Celebrate National Donut Day at Old City Cemetery

In honor of National Donut Day, Old City Cemetery is giving out free donuts on Friday, June 7th at the Stapleton Station House (located on the cemetery grounds.)

What is National Donut Day?  National Donut Day was first celebrated in Chicago in 1938 as a way to honor Salvation Army “doughnut lassies” from WWI and to raise money and bring awareness to the Army’s social service programs during the Great Depression.

During World War I, starting in 1917,  approximately 250 Salvation Army volunteers provided assistance to American soldiers fighting on the front lines in France.  The young soldiers were faced with physical and emotional peril while fighting.  To ease some of the stress two female Salvation army officers came up with the idea to comfort the soldiers with good home cooking.  As they had very limited supplies they decided to use their limited ingredients to fry delicious doughnuts, using helmets as the frying vessel, for the soldiers.

These women nicknamed “Doughnut Lassies” or “Doughnut Girls” served many of their treats and coffee to grateful soldiers serving in trenches throughout the battle fields.  The doughnuts became an instant hit and was brought back to America by the “doughboys.”

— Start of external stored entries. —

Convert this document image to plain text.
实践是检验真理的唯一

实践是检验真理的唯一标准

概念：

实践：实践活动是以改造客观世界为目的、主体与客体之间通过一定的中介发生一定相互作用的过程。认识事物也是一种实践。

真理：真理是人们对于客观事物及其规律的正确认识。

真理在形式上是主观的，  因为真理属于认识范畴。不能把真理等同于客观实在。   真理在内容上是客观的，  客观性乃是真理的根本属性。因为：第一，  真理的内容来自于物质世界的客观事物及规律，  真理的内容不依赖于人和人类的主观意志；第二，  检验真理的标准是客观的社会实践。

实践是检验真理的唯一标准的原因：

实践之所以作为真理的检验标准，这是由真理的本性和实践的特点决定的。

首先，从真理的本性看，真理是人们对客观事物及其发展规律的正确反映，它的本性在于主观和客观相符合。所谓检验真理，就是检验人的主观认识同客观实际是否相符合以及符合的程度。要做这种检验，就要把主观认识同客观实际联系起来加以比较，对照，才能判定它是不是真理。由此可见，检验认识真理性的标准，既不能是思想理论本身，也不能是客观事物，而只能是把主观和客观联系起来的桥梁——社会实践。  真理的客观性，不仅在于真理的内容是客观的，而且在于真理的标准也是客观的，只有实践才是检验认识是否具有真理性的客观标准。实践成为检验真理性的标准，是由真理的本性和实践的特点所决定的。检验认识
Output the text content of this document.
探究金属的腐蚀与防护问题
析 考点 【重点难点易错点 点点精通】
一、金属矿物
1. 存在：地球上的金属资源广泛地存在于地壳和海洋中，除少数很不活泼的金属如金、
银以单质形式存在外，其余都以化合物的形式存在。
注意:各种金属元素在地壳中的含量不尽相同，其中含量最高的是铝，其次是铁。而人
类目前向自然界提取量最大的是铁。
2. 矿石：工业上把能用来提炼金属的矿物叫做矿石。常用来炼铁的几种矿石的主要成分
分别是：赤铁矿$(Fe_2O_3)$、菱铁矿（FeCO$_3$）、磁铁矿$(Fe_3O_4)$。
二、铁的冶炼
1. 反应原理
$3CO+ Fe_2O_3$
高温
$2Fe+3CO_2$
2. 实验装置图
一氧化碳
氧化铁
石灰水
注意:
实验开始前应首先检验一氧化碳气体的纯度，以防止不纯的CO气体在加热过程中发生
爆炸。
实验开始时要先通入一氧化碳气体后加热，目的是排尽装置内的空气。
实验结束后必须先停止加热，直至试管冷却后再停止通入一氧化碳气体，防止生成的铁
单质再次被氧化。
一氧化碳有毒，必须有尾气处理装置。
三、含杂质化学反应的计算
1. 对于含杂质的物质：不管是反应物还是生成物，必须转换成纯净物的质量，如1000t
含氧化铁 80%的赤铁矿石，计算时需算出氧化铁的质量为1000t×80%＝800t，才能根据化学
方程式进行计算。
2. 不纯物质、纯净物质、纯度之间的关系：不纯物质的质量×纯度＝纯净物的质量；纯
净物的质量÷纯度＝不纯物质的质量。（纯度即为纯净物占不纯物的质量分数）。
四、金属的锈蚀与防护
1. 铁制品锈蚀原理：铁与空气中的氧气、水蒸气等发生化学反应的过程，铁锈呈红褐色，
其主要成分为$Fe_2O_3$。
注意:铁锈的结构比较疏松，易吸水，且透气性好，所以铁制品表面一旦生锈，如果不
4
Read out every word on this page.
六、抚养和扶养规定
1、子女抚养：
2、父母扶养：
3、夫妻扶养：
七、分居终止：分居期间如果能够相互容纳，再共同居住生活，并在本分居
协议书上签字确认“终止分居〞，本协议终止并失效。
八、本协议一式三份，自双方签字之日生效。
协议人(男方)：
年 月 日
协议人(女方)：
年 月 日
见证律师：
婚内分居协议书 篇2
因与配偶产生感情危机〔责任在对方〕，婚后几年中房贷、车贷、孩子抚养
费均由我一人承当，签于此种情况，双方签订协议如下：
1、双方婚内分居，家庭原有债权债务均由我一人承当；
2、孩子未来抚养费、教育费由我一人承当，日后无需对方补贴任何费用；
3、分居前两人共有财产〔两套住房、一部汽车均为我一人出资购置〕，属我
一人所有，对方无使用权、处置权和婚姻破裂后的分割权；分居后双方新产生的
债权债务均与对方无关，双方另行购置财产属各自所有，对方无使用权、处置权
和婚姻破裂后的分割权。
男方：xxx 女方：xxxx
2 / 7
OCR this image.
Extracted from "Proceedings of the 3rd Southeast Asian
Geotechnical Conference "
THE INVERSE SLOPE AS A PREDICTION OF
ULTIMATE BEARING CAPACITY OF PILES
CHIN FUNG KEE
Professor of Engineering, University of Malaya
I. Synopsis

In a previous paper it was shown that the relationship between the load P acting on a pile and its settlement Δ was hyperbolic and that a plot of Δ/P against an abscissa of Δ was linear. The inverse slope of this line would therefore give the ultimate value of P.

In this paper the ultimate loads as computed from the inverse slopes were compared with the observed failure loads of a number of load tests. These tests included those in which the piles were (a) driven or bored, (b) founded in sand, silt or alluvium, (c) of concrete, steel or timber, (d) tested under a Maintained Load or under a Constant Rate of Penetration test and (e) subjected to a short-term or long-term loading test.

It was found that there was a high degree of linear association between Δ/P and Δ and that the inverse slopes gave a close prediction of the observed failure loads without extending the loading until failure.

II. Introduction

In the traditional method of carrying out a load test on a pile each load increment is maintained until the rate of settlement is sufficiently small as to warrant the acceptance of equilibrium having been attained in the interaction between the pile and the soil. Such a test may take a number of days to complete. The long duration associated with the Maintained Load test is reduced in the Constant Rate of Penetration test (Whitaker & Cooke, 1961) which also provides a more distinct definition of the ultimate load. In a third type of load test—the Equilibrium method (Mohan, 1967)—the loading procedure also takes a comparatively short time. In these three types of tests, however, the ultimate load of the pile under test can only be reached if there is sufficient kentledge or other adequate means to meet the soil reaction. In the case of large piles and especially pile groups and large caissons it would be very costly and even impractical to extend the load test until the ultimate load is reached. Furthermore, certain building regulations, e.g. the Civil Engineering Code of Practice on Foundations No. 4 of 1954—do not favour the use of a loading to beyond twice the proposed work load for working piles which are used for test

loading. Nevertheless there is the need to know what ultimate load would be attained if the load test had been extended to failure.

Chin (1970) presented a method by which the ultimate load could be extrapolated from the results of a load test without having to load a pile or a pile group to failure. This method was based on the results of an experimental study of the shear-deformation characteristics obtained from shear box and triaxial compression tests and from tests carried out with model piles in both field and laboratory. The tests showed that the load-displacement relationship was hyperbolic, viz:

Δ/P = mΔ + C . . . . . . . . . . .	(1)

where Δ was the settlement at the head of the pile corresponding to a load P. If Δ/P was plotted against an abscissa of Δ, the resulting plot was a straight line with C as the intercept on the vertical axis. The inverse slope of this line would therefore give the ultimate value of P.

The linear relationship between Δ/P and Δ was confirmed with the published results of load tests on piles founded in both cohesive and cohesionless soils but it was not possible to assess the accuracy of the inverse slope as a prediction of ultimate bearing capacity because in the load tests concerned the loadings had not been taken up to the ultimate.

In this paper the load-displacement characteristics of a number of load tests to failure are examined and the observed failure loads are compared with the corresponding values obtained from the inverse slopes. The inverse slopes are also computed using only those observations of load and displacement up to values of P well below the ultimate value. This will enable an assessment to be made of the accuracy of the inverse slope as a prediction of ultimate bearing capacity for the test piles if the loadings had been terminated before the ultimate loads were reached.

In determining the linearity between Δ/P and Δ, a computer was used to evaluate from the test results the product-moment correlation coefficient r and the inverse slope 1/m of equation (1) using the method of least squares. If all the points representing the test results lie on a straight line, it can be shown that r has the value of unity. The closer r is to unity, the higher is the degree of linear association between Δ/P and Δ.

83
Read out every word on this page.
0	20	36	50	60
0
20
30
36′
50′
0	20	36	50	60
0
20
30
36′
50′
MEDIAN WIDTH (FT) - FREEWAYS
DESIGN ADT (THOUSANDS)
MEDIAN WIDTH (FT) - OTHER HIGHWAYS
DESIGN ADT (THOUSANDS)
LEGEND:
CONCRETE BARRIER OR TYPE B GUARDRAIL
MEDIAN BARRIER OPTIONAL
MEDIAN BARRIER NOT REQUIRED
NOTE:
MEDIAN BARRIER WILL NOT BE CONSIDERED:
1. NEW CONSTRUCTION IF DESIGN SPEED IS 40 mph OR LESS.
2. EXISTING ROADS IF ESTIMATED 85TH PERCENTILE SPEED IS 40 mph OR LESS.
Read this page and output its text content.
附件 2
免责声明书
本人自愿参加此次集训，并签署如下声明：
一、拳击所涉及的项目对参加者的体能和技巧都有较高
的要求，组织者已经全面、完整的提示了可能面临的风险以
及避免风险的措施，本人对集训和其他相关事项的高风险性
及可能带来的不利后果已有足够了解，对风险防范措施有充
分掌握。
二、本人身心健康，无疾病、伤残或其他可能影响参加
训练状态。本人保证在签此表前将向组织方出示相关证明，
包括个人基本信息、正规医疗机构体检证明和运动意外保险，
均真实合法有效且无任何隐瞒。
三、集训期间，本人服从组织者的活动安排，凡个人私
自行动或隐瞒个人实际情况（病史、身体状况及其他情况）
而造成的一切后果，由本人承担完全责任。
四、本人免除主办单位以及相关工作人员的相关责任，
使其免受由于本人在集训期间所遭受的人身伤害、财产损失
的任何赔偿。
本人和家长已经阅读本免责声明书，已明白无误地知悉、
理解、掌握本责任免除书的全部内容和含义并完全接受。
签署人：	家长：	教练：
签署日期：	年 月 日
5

Between the hours of 11 AM and 1 PM the Stapleton Station House Museum (the train station) will be held open to showcase items and memorabilia from World War ! and to serve you a donut.  For more information or directions to the Old City Cemetery visit their web site at www.gravegarden.org.

And for those of you staying with us at The Carriage House Inn Bed and Breakfast in Lynchburg, VA we will be serving donut holes, as one of our courses served during our 4-course breakfast, on Friday, June 7th.